Na calmaria da cidade interiorana, resolvemos naquelas férias de um dia ensolarado, colher algumas limas no quintal do vizinho. Sim, seria um roubo. Premeditado mas sem muitos detalhes. Não haveria ameaça, chantagens ou sequestro-relâmpago. Não faríamos reféns e nem colocaríamos fogo na casa. Naqueles 7 ou 8 anos de idade, a comparsa seria a minha prima, residente na rua de cima do lugar do delito. Duas ou três limas para cada uma e o crime hediondo estaria cometido em poucos minutos.

Evidente que essa atitude era corriqueira em cidades pequenas, casas sem muros naqueles anos 60, onde nem se falava em insegurança. Minto: numa noite, o pai dessa minha prima ouviu um barulho na sacada. Silenciosamente, o meu tio foi em direção à porta, levantou a tramela para que o meliante entrasse com mais facilidade. Quando o mesmo abriu a porta, o tio Carlos deu-lhe uma tremenda surra com a bengala que o seu avô havia trazido da Itália, ainda no último quartel do século XIX.

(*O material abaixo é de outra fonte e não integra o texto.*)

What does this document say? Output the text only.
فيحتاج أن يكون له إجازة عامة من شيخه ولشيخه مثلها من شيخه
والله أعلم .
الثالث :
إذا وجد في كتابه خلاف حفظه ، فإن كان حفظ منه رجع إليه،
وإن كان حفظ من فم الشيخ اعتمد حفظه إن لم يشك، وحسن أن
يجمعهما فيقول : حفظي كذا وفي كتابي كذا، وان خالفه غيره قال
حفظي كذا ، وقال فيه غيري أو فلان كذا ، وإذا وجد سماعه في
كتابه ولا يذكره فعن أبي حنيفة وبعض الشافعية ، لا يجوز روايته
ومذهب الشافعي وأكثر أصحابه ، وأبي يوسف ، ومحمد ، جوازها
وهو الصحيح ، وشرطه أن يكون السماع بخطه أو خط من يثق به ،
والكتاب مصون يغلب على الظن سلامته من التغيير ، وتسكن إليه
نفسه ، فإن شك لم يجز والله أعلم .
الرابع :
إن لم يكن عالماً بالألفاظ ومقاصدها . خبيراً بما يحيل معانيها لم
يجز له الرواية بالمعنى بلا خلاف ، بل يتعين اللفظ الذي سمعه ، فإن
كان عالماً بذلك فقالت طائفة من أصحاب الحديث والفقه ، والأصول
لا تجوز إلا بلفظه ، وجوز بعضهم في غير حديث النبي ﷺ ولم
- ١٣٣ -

No dia seguinte ao roubo das limas, o dono da casa, cujo quintal havia sido tomado por duas vândalas qualificadas, foi à farmácia tomar uma injeção. Na nossa meninice, a falta de malícia nos fez ficar no mesmo ambiente e, com rapidez, o meu outro tio disse ao paciente:

“Ontem essas duas meninas roubaram frutas do seu quintal ”, dirigindo-se a nós com uma rápida flexão da cabeça. O homem não disse nada, mas a vergonha que eu passei me fez corar a ponto de doer a pele do meu rosto. Foi um ultraje, um sentimento horrível de vexame. Foi provavelmente a primeira vez que senti como se tivesse uma bolha de ar sacudindo o coração. Inenarrável a sensação!

Uma das situações mais duras que se pode impor a uma criança é a queima de etapas. Queimar etapas na vida significa deixar de ter o prazer único de cada ação, reação ou resultados do que se poderia ter obtido, caso a ousadia tivesse seu espaço próprio, no momento certo. Com o desenrolar da vida, passei a ter pós-doutorado em queima de etapas dadas as dificuldades de aprendizagem, de relacionamento, dificuldades financeiras e afetivas. Mas eu jamais desisti.

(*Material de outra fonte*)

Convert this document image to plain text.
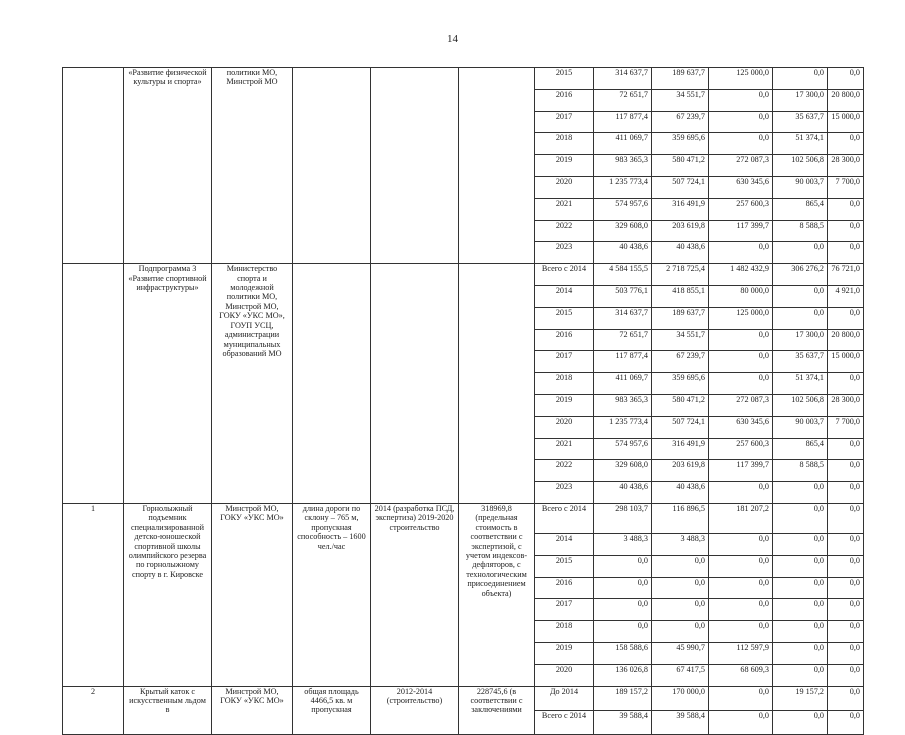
14
	«Развитие физической культуры и спорта»	политики МО, Минстрой МО				2015	314 637,7	189 637,7	125 000,0	0,0	0,0
						2016	72 651,7	34 551,7	0,0	17 300,0	20 800,0
						2017	117 877,4	67 239,7	0,0	35 637,7	15 000,0
						2018	411 069,7	359 695,6	0,0	51 374,1	0,0
						2019	983 365,3	580 471,2	272 087,3	102 506,8	28 300,0
						2020	1 235 773,4	507 724,1	630 345,6	90 003,7	7 700,0
						2021	574 957,6	316 491,9	257 600,3	865,4	0,0
						2022	329 608,0	203 619,8	117 399,7	8 588,5	0,0
						2023	40 438,6	40 438,6	0,0	0,0	0,0
	Подпрограмма 3 «Развитие спортивной инфраструктуры»	Министерство спорта и молодежной политики МО, Минстрой МО, ГОКУ «УКС МО», ГОУП УСЦ, администрации муниципальных образований МО				Всего с 2014	4 584 155,5	2 718 725,4	1 482 432,9	306 276,2	76 721,0
						2014	503 776,1	418 855,1	80 000,0	0,0	4 921,0
						2015	314 637,7	189 637,7	125 000,0	0,0	0,0
						2016	72 651,7	34 551,7	0,0	17 300,0	20 800,0
						2017	117 877,4	67 239,7	0,0	35 637,7	15 000,0
						2018	411 069,7	359 695,6	0,0	51 374,1	0,0
						2019	983 365,3	580 471,2	272 087,3	102 506,8	28 300,0
						2020	1 235 773,4	507 724,1	630 345,6	90 003,7	7 700,0
						2021	574 957,6	316 491,9	257 600,3	865,4	0,0
						2022	329 608,0	203 619,8	117 399,7	8 588,5	0,0
						2023	40 438,6	40 438,6	0,0	0,0	0,0
1	Горнолыжный подъемник специализированной детско-юношеской спортивной школы олимпийского резерва по горнолыжному спорту в г. Кировске	Минстрой МО, ГОКУ «УКС МО»	длина дороги по склону – 765 м, пропускная способность – 1600 чел./час	2014 (разработка ПСД, экспертиза) 2019-2020 строительство	318969,8 (предельная стоимость в соответствии с экспертизой, с учетом индексов-дефляторов, с технологическим присоединением объекта)	Всего с 2014	298 103,7	116 896,5	181 207,2	0,0	0,0
						2014	3 488,3	3 488,3	0,0	0,0	0,0
						2015	0,0	0,0	0,0	0,0	0,0
						2016	0,0	0,0	0,0	0,0	0,0
						2017	0,0	0,0	0,0	0,0	0,0
						2018	0,0	0,0	0,0	0,0	0,0
						2019	158 588,6	45 990,7	112 597,9	0,0	0,0
						2020	136 026,8	67 417,5	68 609,3	0,0	0,0
2	Крытый каток с искусственным льдом в	Минстрой МО, ГОКУ «УКС МО»	общая площадь 4466,5 кв. м пропускная	2012-2014 (строительство)	228745,6 (в соответствии с заключениями	До 2014	189 157,2	170 000,0	0,0	19 157,2	0,0
						Всего с 2014	39 588,4	39 588,4	0,0	0,0	0,0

Lá pelas tantas eu me casei e pensei: agora vai. Vou resgatar todo o tempo que não foi, os risos que não tive, as músicas que não dancei, os desembaraços do cotidiano que me foram subtraídos pela minha história.

Num domingo meio nublado, estávamos na casa da minha sogra, junto da família da minha cunhada. Ela, natural das Alterosas, sem dificuldades em buscar alguma fruta ou verdura na casa da vizinha, disse para mim que no terreno do lado tinha mandioca e que ninguém colhia.

Feliz da vida, pulei o muro pela primeira vez nessa encarnação. Fomos buscar a mandioca abandonada, já um tanto cansada de, na sua solidão, ouvir os gritos da torcida organizada, pois, da casa da Vila Sônia, se ouve as manifestações dos torcedores no campo do São Paulo.

Foi uma colheita modesta. Eu estava aprendendo a puxar a raiz com cuidado, achando maravilhosa a experiência. Consciente de não estar lesando ninguém, pois a mandioca iria apodrecer, eu estava me achando uma pessoa dentro da normalidade, resgatando uma infância perdida, vivida durante um tempo num apartamento de fundo e tendo que tocar música clássica num piano que eu jamais abriria espontaneamente.

Entrando em casa dom o troféu, o meu sogro estranhou a cena.

- “Seu José, pegamos essa mandioca no quintal do vizinho. É, a casa está vazia, ele nem mora mais aí”.

Com a maior seriedade e olhar tenso, levantou o dedo para mim e:

-“No, no. Se querem mandioca, eu dou dinheiro prá vocês comprarem. Não se entra na casa do vizinho”.